В произведениях Пеги усматривается некое всеобъемлющее единообразие. Это единообразие – становящееся однообразием, когда теряется читательское внимание и сопереживание – вызвано очевидными факторами, среди которых первый и решающий – авторство, принадлежность текстов личности цельной, сжатой, упрямой, собранной, постоянно уточнявшей и углублявшей истоки и смысл своего миропонимания, своей веры. Производными от первого фактора являются и удивительное стилистическое единство произведений Пеги, и возникающее при чтении чувство горячей преданности автора своей единственной, неизменно превозносимой Франции, своему народу, языку, своей древней культуре, уходящей через империю римлян корнями в Грецию Гомера и Платона. Среди факторов единообразия имеются и более тонкие, философские, описанные Бергсоном, постулирующие сведение многословия и многообразия к простейшим, фундаментальным, первичным интуициям. У Пеги все это, на первый взгляд парадоксально, присутствует: его словообилие предстает простодушной, нескрытой лабораторией поиска единственно верных, самых точных, предельно простых слов о предмете.
   Здесь следует еще раз подчеркнуть – в аспекте этой же интуиции, в качестве особенности стиля и мышления автора – феномен взаимопроникновения тем, выражающий себя, в частности, в неожиданных связях и сближениях и отражающий первичную реальность, то есть взаимозависимость, взаимную ответственность и сокровенное родство лиц, сознаний, энергий, событий и предметов, составляющих всеобщий порядок, единый космос.

1.3. Диалектика прогресса и неизменной новизны (эссе «Диалог истории с душою во плоти» и «Бар Кошеба»)

   Для характеристики взглядов Пеги как философа литературы важен недописанный, обрывающийся на середине фразы, пространный текст «Диалог истории с душою во плоти», составлявшийся в течение ряда лет, с 1909 по 1912 г., и изданный посмертно.
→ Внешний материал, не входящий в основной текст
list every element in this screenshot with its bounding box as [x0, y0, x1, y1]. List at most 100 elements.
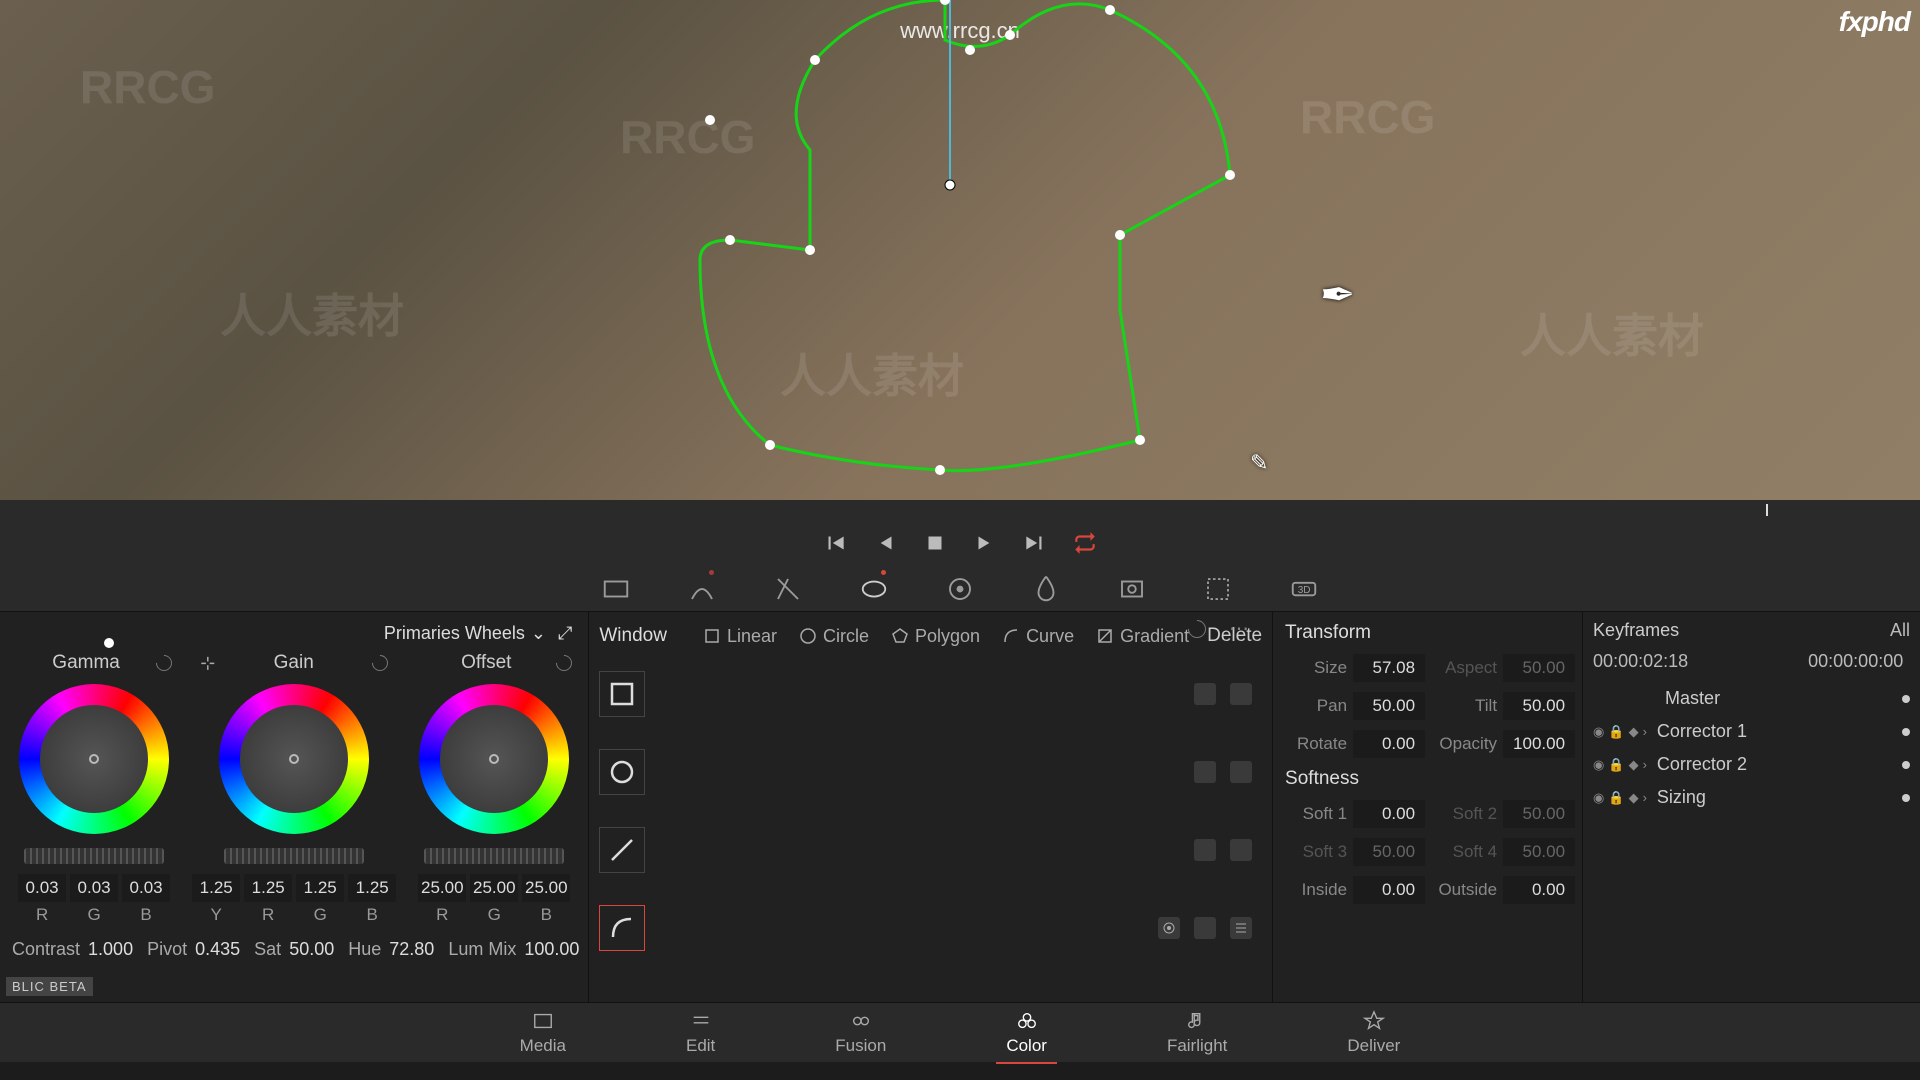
param-value[interactable]: 50.00: [1353, 692, 1425, 720]
page-fusion[interactable]: Fusion: [835, 1010, 886, 1056]
tracker-tab[interactable]: [945, 574, 975, 604]
channel-value[interactable]: 0.03: [122, 874, 170, 902]
channel-value[interactable]: 1.25: [244, 874, 292, 902]
window-tab[interactable]: [859, 574, 889, 604]
lock-icon[interactable]: 🔒: [1608, 757, 1624, 773]
window-row-linear[interactable]: [599, 666, 1252, 722]
mask-mode-icon[interactable]: [1194, 683, 1216, 705]
reset-icon[interactable]: [369, 652, 392, 675]
more-icon[interactable]: ⋯: [1229, 616, 1252, 641]
channel-value[interactable]: 1.25: [348, 874, 396, 902]
stereo-tab[interactable]: 3D: [1289, 574, 1319, 604]
window-row-curve[interactable]: [599, 900, 1252, 956]
chevron-right-icon[interactable]: ›: [1643, 724, 1647, 740]
channel-value[interactable]: 1.25: [296, 874, 344, 902]
channel-label: R: [244, 905, 292, 925]
eye-icon[interactable]: ◉: [1593, 724, 1604, 740]
param-value[interactable]: 0.00: [1503, 876, 1575, 904]
mask-mode-icon[interactable]: [1194, 839, 1216, 861]
window-row-circle[interactable]: [599, 744, 1252, 800]
viewer[interactable]: RRCG 人人素材 RRCG 人人素材 RRCG 人人素材 www.rrcg.c…: [0, 0, 1920, 500]
mask-mode-icon[interactable]: [1194, 761, 1216, 783]
param-value[interactable]: 50.00: [289, 939, 334, 960]
channel-value[interactable]: 0.03: [70, 874, 118, 902]
channel-label: G: [70, 905, 118, 925]
play-reverse-button[interactable]: [872, 530, 898, 556]
kf-master-row[interactable]: Master: [1593, 682, 1910, 715]
chevron-right-icon[interactable]: ›: [1643, 757, 1647, 773]
page-color[interactable]: Color: [1006, 1010, 1047, 1056]
add-polygon-button[interactable]: Polygon: [891, 626, 980, 647]
eye-icon[interactable]: ◉: [1593, 790, 1604, 806]
add-linear-button[interactable]: Linear: [703, 626, 777, 647]
param-value[interactable]: 0.00: [1353, 876, 1425, 904]
param-value[interactable]: 100.00: [524, 939, 579, 960]
first-frame-button[interactable]: [822, 530, 848, 556]
jog-wheel[interactable]: [24, 848, 164, 864]
timeline-scrubber[interactable]: [0, 500, 1920, 520]
param-value[interactable]: 50.00: [1503, 692, 1575, 720]
param-value[interactable]: 0.00: [1353, 730, 1425, 758]
stop-button[interactable]: [922, 530, 948, 556]
add-curve-button[interactable]: Curve: [1002, 626, 1074, 647]
tracker-icon[interactable]: [1158, 917, 1180, 939]
color-wheel[interactable]: [419, 684, 569, 834]
blur-tab[interactable]: [1031, 574, 1061, 604]
lock-icon[interactable]: 🔒: [1608, 790, 1624, 806]
keyframe-marker[interactable]: [1902, 761, 1910, 769]
channel-value[interactable]: 25.00: [470, 874, 518, 902]
invert-icon[interactable]: [1230, 683, 1252, 705]
page-edit[interactable]: Edit: [686, 1010, 715, 1056]
page-fairlight[interactable]: Fairlight: [1167, 1010, 1227, 1056]
chevron-right-icon[interactable]: ›: [1643, 790, 1647, 806]
play-button[interactable]: [972, 530, 998, 556]
sizing-tab[interactable]: [1203, 574, 1233, 604]
curves-tab[interactable]: [687, 574, 717, 604]
channel-value[interactable]: 0.03: [18, 874, 66, 902]
reset-icon[interactable]: [553, 652, 576, 675]
add-circle-button[interactable]: Circle: [799, 626, 869, 647]
invert-icon[interactable]: [1230, 917, 1252, 939]
reset-icon[interactable]: [153, 652, 176, 675]
param-value[interactable]: 0.435: [195, 939, 240, 960]
kf-row[interactable]: ◉🔒◆›Corrector 1: [1593, 715, 1910, 748]
channel-value[interactable]: 25.00: [418, 874, 466, 902]
key-tab[interactable]: [1117, 574, 1147, 604]
window-row-polygon[interactable]: [599, 822, 1252, 878]
keyframe-marker[interactable]: [1902, 794, 1910, 802]
camera-raw-tab[interactable]: [601, 574, 631, 604]
color-warper-tab[interactable]: [773, 574, 803, 604]
channel-value[interactable]: 1.25: [192, 874, 240, 902]
keyframe-marker[interactable]: [1902, 728, 1910, 736]
param-value[interactable]: 72.80: [389, 939, 434, 960]
param-value[interactable]: 57.08: [1353, 654, 1425, 682]
keyframes-mode[interactable]: All: [1890, 620, 1910, 641]
channel-value[interactable]: 25.00: [522, 874, 570, 902]
param-value[interactable]: 100.00: [1503, 730, 1575, 758]
diamond-icon[interactable]: ◆: [1629, 790, 1639, 806]
expand-icon[interactable]: ⤢: [558, 623, 572, 644]
last-frame-button[interactable]: [1022, 530, 1048, 556]
primaries-mode-selector[interactable]: Primaries Wheels ⌄: [384, 623, 546, 644]
jog-wheel[interactable]: [424, 848, 564, 864]
page-media[interactable]: Media: [520, 1010, 566, 1056]
lock-icon[interactable]: 🔒: [1608, 724, 1624, 740]
diamond-icon[interactable]: ◆: [1629, 724, 1639, 740]
eye-icon[interactable]: ◉: [1593, 757, 1604, 773]
diamond-icon[interactable]: ◆: [1629, 757, 1639, 773]
invert-icon[interactable]: [1230, 839, 1252, 861]
loop-button[interactable]: [1072, 530, 1098, 556]
add-gradient-button[interactable]: Gradient: [1096, 626, 1189, 647]
param-value[interactable]: 0.00: [1353, 800, 1425, 828]
kf-row[interactable]: ◉🔒◆›Sizing: [1593, 781, 1910, 814]
color-wheel[interactable]: [19, 684, 169, 834]
power-window-mask[interactable]: [0, 0, 1920, 500]
kf-row[interactable]: ◉🔒◆›Corrector 2: [1593, 748, 1910, 781]
invert-icon[interactable]: [1230, 761, 1252, 783]
mask-mode-icon[interactable]: [1194, 917, 1216, 939]
picker-icon[interactable]: ⊹: [200, 653, 215, 674]
color-wheel[interactable]: [219, 684, 369, 834]
page-deliver[interactable]: Deliver: [1347, 1010, 1400, 1056]
jog-wheel[interactable]: [224, 848, 364, 864]
param-value[interactable]: 1.000: [88, 939, 133, 960]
Он типичен для Пеги и в стилистическом плане, и глубже, в концептуально-содержательном.
   Начинается «Диалог» с косвенного, скрытого возражения против позитивизма, давнего и постоянного оппонента автора. Муза истории Клио, выступая от лица восьми прочих муз, замечает собеседнику, что она не всегда бездумно стенографировала и слепо копировала, но в своей области увековечения лиц, событий, времен и нравов она умела отбирать, сортировать, опускать и выделять, то есть писать историю как произведение искусства.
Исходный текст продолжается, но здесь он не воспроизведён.